Since so many of you loved seeing the footage of Byrne’s love, Duncan Miller, at the Beaufort 3 Century forum, I thought I’d share an idea to honor him. I never knew Duncan well. He was sliding down the slope of Alzheimer’s when I met him and I remember him mostly through the stories Byrne told. Theirs is still the best love story I have ever known. Married twice, once in secret, devoted to each other for 60 years, him watching her get dressed each day of those 60 years and telling her she was marvelous.

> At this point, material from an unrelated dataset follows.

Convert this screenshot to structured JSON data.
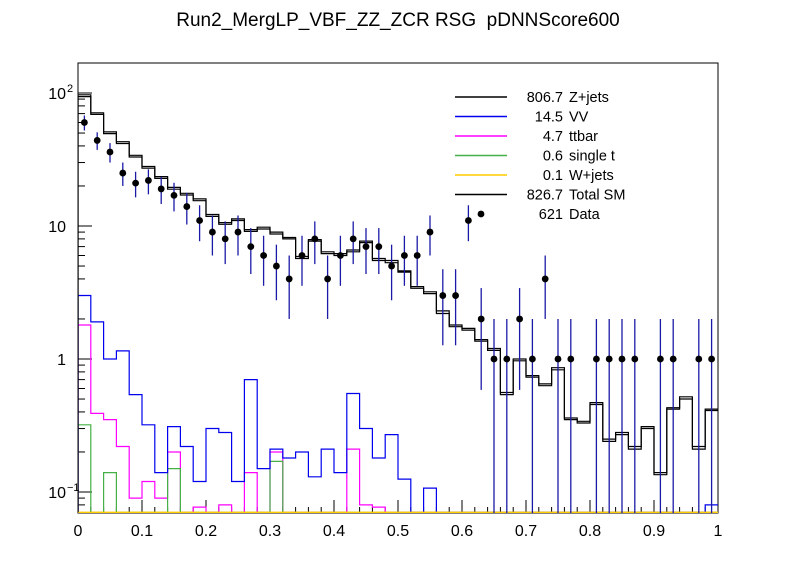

Byrne had very few regrets in life, but the one she shared with me is one that I hope I can erase. Duncan was a writer. A dedicated writer. One who completed six full-length novels without the reinforcing, confidence boost of publication. He kept at it, rejection after rejection. Byrne was his believer. She typed every manuscript (before computers) and every query letter to agents and publishers. She kept those manuscripts for years after his death. She felt she’d failed him – by not getting him published.

So here’s my idea. With the help of a few of my siblings-by-Byrne, and the Otram Slabess poetry group, I culled through some of Duncan’s manuscripts and pulled, from them, an assemblage. The common thread through six novels. It’s how I’ve ended my memoir. If an editor out there likes the manuscript, then Byrne would say “Duncan darling, at last you are published.”

And so, here is Duncan’s love for Byrne, drawn from lines the world rejected.

I’m hanging with my fingertips on the lip of a big idea.

I must grab hold of the earth,

or be swept away through an endless sky.

The air is so still that summer scents lie coiled close to the ground.

The palm fronds splinter and tree toads cry.

The night sobs for me.

My mind returns to those moments when I first began to know you.

Seeing  through your eyes,

dancing on the edge of dreams.

I was a river coursing through your soft green banks.

We love each other for the sum of what we are.

Implicit with movement, even in repose.